I applied for and was auditioned to present the late evening programme in August 1980. Although the audition was a nightmare (I had to ‘interview’ Programme Controller, Jeff Winston, about Russian dissidents a subject he knew a lot and I knew nothing), I got the job and the 2200-midnight weekday shift on the basis that there would be no stringy violins or silly smoking jackets (like our friends down the A38)!
Just before closedown each night we had a small feature called ‘DXers Corner’ (invented by the Chief Engineer, Nick Johnson) where I would read a DXer’s QSL report from far outside our normal transmission area. I remember we had a response from Melbourne, Australia where a DXer had recorded the DevonAir closedown sequence as evidence. We were getting reception reports from all over the world, though mainly from continental Europe.
I loved presenting ‘NightWatch’ and, according to the audience results, so did the listener – the 2200hrs figures compared well with 1000hrs. The format was simple and it worked well as a result.
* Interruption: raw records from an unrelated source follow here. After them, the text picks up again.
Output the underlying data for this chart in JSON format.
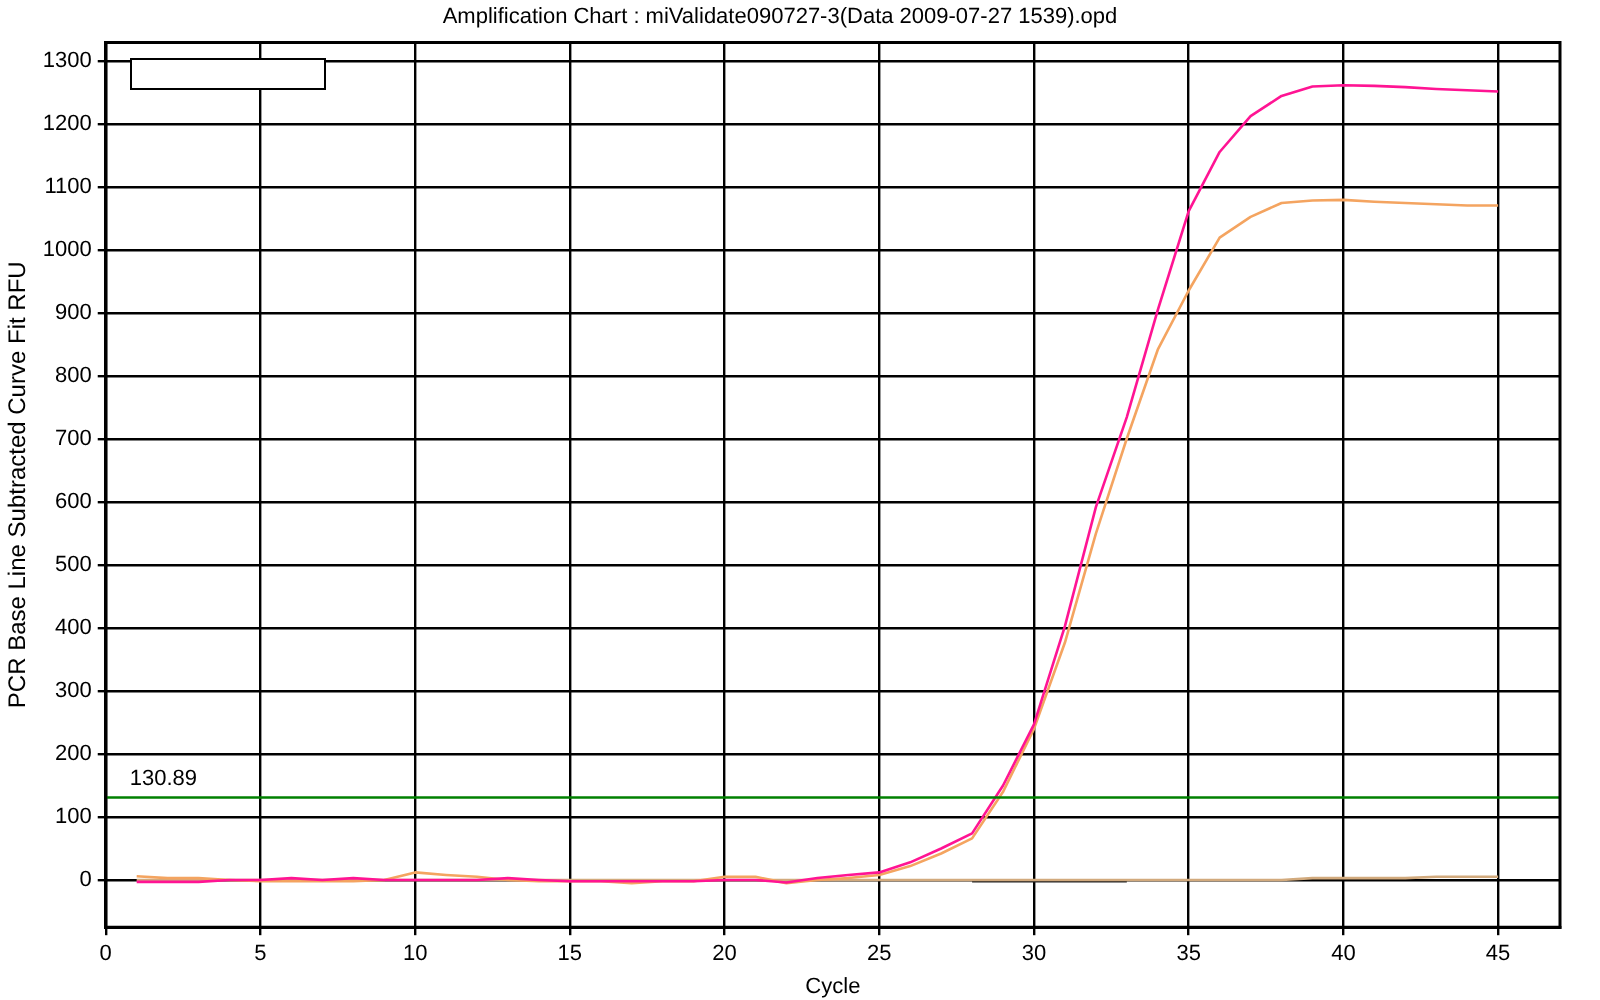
{
  "chart_data": {
    "type": "line",
    "title": "Amplification Chart : miValidate090727-3(Data 2009-07-27 1539).opd",
    "xlabel": "Cycle",
    "ylabel": "PCR Base Line Subtracted Curve Fit RFU",
    "x": [
      1,
      2,
      3,
      4,
      5,
      6,
      7,
      8,
      9,
      10,
      11,
      12,
      13,
      14,
      15,
      16,
      17,
      18,
      19,
      20,
      21,
      22,
      23,
      24,
      25,
      26,
      27,
      28,
      29,
      30,
      31,
      32,
      33,
      34,
      35,
      36,
      37,
      38,
      39,
      40,
      41,
      42,
      43,
      44,
      45
    ],
    "series": [
      {
        "color": "#ff1493",
        "values": [
          -3,
          -3,
          -3,
          0,
          0,
          3,
          0,
          3,
          0,
          0,
          0,
          0,
          3,
          0,
          -2,
          -2,
          -2,
          -2,
          -2,
          0,
          0,
          -4,
          3,
          8,
          12,
          28,
          50,
          74,
          150,
          247,
          403,
          592,
          735,
          905,
          1062,
          1156,
          1213,
          1245,
          1260,
          1262,
          1261,
          1259,
          1256,
          1254,
          1252
        ]
      },
      {
        "color": "#f4a460",
        "values": [
          6,
          3,
          3,
          0,
          -2,
          -2,
          -2,
          -2,
          0,
          12,
          8,
          5,
          0,
          -2,
          -2,
          -2,
          -5,
          -2,
          -2,
          5,
          5,
          -5,
          0,
          3,
          8,
          22,
          42,
          66,
          140,
          240,
          377,
          550,
          701,
          842,
          936,
          1020,
          1053,
          1075,
          1079,
          1080,
          1077,
          1075,
          1073,
          1071,
          1071
        ]
      },
      {
        "color": "#d2aa7d",
        "values": [
          0,
          0,
          0,
          0,
          0,
          0,
          0,
          0,
          0,
          0,
          0,
          0,
          0,
          0,
          0,
          0,
          0,
          0,
          0,
          0,
          0,
          0,
          0,
          0,
          0,
          0,
          0,
          0,
          0,
          0,
          0,
          0,
          0,
          0,
          0,
          0,
          0,
          0,
          3,
          3,
          3,
          3,
          5,
          5,
          5
        ]
      },
      {
        "color": "#202020",
        "values": [
          null,
          null,
          null,
          null,
          null,
          null,
          null,
          null,
          null,
          null,
          null,
          null,
          null,
          null,
          null,
          null,
          null,
          null,
          null,
          null,
          null,
          null,
          null,
          null,
          null,
          null,
          null,
          -2,
          -2,
          -2,
          -2,
          -2,
          -2,
          null,
          null,
          null,
          null,
          null,
          null,
          null,
          null,
          null,
          null,
          null,
          null
        ]
      }
    ],
    "xlim": [
      0,
      47
    ],
    "xticks": [
      0,
      5,
      10,
      15,
      20,
      25,
      30,
      35,
      40,
      45
    ],
    "ylim": [
      -75,
      1330
    ],
    "yticks": [
      0,
      100,
      200,
      300,
      400,
      500,
      600,
      700,
      800,
      900,
      1000,
      1100,
      1200,
      1300
    ],
    "ref_lines": [
      {
        "axis": "y",
        "value": 130.89,
        "label": "130.89",
        "color": "#008000"
      }
    ],
    "grid": true,
    "marker": "none",
    "line_style": "solid"
  }
}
When the new programme controller started in 1983, he decided I was wasted in the evenings and duly shifted me to daytimes. The exact opposite of where my voice and talents lay. I spent my remaining four years, unhappily at DevonAir, shunted around the schedule, with a daft (unpaid) Head of Presentation title, sadly never to return to ‘NightWatch’. About two years before I walked, a weekday magazine programme was invented for me. It was called ‘Waugh’s World’ (a title I (and certain family members) hated with a passion). It was a hard programme to produce as the order had gone out to talk less and play more music – so it stood no chance. Predictably my relationship with this post 1983 controller guy and the station ended in tears and in 1987 I jumped ship.